Fidelity recently began offering certain index funds with zero management fee and, in fact, a zero overall net expense ratio — the joke being they will “make it up on volume.”  We have discussed our factor-based investing approach earlier in this series, where we get aspects of indexing and aspects of a more active approach with very reasonable fees.  While our fund expenses are greater than zero, as of this writing, most of our funds have expense ratios of less than 0.30% per year, which we think is very reasonable.

The classic “2 and 20” hedge fund model is to charge well in excess of this; they charge 2% of the value of the account each year plus 20 percent of the annual profits over some hurdle rate or high-water mark.  While overall private investment fees have trended downward, these fees are still likely to be far in excess of what can be found with our types of funds.  Does the performance of private investments make these extra fees worthwhile?

Performance

Glad you asked. Beating an investing benchmark is really difficult.  To make a compelling case, a private investment needs to demonstrate:

  1. A sufficient track record in the past (if for no other reason than you probably wouldn’t know about it if there wasn’t one);
  2. Evidence that suggests future performance (after fees, taxes and expenses) will be in excess of performance achievable in public markets and make up for illiquidity and other risks.
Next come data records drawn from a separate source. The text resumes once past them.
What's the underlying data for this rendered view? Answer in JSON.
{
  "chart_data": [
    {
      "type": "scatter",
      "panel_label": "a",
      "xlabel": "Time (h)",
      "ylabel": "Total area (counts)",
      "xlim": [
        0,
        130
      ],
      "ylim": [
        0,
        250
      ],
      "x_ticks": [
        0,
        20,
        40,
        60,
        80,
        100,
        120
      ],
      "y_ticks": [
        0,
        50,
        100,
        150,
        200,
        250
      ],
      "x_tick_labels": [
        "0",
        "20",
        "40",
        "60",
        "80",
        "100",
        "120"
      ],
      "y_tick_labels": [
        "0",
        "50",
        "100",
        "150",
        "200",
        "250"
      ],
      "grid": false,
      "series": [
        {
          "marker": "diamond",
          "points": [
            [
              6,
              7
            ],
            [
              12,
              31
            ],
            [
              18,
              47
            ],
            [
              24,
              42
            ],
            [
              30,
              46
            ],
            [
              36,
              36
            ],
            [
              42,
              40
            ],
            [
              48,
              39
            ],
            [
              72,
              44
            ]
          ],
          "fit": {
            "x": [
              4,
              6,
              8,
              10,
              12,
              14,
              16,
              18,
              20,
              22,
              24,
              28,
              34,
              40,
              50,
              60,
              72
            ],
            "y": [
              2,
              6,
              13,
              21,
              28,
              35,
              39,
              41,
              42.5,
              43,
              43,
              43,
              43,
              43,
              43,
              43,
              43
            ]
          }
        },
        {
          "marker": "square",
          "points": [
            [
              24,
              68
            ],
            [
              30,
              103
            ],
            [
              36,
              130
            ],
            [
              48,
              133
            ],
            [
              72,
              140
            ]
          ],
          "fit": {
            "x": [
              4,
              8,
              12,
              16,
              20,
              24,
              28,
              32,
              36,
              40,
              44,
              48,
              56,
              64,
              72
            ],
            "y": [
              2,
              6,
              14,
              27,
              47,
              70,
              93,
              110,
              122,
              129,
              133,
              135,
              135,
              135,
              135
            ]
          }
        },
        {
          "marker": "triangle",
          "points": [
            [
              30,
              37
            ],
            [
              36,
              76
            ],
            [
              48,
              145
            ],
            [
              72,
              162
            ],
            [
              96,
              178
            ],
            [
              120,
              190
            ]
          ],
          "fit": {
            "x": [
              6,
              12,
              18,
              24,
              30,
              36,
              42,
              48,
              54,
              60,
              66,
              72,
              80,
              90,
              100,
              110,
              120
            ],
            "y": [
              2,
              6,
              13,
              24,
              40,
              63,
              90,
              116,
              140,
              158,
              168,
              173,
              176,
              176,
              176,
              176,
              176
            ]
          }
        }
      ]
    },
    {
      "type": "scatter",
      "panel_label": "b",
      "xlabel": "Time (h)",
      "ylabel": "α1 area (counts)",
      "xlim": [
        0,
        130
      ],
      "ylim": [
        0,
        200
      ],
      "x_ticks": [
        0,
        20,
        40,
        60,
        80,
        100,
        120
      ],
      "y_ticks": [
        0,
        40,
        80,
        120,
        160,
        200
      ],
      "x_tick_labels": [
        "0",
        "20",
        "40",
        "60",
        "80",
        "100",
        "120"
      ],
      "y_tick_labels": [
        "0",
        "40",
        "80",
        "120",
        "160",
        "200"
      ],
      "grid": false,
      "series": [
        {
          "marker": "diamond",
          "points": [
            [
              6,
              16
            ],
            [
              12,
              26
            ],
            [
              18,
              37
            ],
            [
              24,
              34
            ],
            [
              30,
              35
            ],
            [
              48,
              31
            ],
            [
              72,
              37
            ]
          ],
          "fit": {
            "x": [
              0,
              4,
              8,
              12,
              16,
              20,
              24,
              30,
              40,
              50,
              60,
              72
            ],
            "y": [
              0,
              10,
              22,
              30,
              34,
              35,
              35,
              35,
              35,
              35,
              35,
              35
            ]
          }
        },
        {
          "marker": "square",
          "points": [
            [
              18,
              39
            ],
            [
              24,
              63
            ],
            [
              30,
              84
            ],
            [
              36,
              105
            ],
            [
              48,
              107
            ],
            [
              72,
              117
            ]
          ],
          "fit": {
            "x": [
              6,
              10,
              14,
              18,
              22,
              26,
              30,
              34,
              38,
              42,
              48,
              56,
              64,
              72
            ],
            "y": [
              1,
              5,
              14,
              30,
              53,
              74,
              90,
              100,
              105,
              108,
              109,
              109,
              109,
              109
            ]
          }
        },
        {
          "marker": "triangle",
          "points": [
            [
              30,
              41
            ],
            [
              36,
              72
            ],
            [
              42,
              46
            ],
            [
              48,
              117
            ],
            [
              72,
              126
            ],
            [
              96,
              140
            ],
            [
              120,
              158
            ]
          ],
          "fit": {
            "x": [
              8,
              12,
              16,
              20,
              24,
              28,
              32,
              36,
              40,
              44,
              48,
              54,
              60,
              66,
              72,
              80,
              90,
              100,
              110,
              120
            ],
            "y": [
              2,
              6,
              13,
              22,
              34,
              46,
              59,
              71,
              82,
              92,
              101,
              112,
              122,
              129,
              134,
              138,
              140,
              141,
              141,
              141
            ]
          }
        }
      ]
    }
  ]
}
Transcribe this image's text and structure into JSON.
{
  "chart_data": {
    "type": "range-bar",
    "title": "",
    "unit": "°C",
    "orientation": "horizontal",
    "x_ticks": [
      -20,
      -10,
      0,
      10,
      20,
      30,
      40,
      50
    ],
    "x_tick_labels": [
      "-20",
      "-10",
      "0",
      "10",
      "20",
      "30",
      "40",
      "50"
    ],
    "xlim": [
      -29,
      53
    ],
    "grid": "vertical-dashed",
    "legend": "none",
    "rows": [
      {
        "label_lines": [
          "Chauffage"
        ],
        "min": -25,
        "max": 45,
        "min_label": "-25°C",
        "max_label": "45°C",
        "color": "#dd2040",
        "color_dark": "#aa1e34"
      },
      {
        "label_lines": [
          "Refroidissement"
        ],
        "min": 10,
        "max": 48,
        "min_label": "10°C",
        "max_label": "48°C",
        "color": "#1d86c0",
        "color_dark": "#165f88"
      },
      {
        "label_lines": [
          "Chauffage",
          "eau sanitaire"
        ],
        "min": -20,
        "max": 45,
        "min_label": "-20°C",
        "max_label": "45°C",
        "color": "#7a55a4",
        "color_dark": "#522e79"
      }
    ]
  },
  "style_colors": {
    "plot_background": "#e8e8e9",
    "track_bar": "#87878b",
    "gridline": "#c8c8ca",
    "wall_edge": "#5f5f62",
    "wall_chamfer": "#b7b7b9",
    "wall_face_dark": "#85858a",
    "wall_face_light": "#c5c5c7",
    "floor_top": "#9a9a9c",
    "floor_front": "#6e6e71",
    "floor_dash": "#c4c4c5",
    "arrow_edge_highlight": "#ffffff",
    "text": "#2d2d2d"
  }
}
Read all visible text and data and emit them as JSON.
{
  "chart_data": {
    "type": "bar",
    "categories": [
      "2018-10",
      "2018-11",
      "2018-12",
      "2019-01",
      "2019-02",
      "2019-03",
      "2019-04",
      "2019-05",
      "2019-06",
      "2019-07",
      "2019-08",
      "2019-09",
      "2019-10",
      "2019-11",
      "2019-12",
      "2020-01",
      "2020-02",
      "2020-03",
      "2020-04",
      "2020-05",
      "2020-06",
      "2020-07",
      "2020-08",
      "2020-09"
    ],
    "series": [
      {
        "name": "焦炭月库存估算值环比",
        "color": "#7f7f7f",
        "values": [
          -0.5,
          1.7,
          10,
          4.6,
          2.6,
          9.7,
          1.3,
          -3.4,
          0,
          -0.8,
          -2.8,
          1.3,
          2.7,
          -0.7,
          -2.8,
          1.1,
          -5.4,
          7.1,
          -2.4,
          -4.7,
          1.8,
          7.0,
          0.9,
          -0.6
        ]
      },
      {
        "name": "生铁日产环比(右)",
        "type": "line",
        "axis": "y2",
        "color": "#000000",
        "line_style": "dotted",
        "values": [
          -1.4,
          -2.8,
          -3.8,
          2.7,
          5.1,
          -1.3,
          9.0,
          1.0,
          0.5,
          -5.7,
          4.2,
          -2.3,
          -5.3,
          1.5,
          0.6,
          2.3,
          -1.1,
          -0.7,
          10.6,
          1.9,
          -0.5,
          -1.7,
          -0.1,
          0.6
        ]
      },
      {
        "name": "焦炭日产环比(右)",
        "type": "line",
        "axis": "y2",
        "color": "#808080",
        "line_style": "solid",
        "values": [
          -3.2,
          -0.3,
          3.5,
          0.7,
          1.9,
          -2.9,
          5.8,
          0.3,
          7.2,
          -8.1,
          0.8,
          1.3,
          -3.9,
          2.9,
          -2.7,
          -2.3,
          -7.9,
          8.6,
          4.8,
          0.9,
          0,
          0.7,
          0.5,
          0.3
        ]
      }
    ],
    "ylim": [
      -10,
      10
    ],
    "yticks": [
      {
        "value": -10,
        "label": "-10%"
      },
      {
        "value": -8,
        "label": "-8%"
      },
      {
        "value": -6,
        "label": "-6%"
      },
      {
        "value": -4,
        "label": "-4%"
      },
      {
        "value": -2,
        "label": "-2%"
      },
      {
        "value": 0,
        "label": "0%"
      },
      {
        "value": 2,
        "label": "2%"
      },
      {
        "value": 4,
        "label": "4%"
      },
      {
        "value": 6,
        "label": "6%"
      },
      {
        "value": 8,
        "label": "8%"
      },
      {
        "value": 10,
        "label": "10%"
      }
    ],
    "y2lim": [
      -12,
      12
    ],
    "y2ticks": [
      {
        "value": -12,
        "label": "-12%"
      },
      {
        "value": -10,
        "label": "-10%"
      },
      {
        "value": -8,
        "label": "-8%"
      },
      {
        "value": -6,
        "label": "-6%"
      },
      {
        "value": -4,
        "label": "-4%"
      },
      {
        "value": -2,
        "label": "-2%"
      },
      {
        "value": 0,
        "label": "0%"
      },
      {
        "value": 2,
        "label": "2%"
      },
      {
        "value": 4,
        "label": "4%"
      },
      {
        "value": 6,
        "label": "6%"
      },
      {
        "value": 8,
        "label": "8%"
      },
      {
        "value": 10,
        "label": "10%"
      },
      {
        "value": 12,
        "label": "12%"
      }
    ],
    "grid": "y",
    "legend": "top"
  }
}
When evaluating investments, everyone focuses on item 1, but not everyone thinks as hard about item 2.  Just recently, a professor was talking about the long-term (18-year) performance of a student-led investment fund which had consistently trounced the S&P 500.  He pointed out how the students were early adopters of stocks which ultimately became very successful, like Facebook and Snapchat.  This sounds compelling at first glance. Should we sign these students up as Telarray’s first hedge fund managers?

What he didn’t mention is that the lifetime of the fund overlapped closely with the tech sector’s trough following the 2000 tech bubble and has coincided with one of the greatest periods for technology stocks in history.  While the students probably did a great job, if they were running a hedge fund and charging 2 and 20, it’s unlikely they would have beaten a simple technology index fund for the same period.  Even if they did, a true analysis of their performance would have to examine if their performance was due to a few big lucky bets or a consistent, repeatable investment process.  What matters to us would be the next 18 years of performance, not the last 18. We would have to be confident that whatever they were doing would work in the future.  Also, the benchmark matters.  This investment approach probably should not have been compared to the S&P 500. 

Conclusion

Telarray portfolios are comprised of mutual funds and ETFs from a diverse set of providers, and diversified across sectors, markets, and countries throughout the world.  We focus on providers with evidence-based approaches, reasonable fees, and transparent processes. 

When evaluating private investments, the question is not, “is there a private investment that has put up incredible numbers over the last few years that I wish I had owned in retrospect?”  Of course, there are investments of all types which dramatically outperform the market for a given period. 

The real question is, “Can we pick a private investment that will reliably outperform not only its benchmark but also the additional layers of taxes, fees, risk, and complexity that go into it in the future?”  That’s the question that matters, and so far at Telarray, the answer is no.  We continue to be very satisfied with our public Telarray mutual funds and ETFs.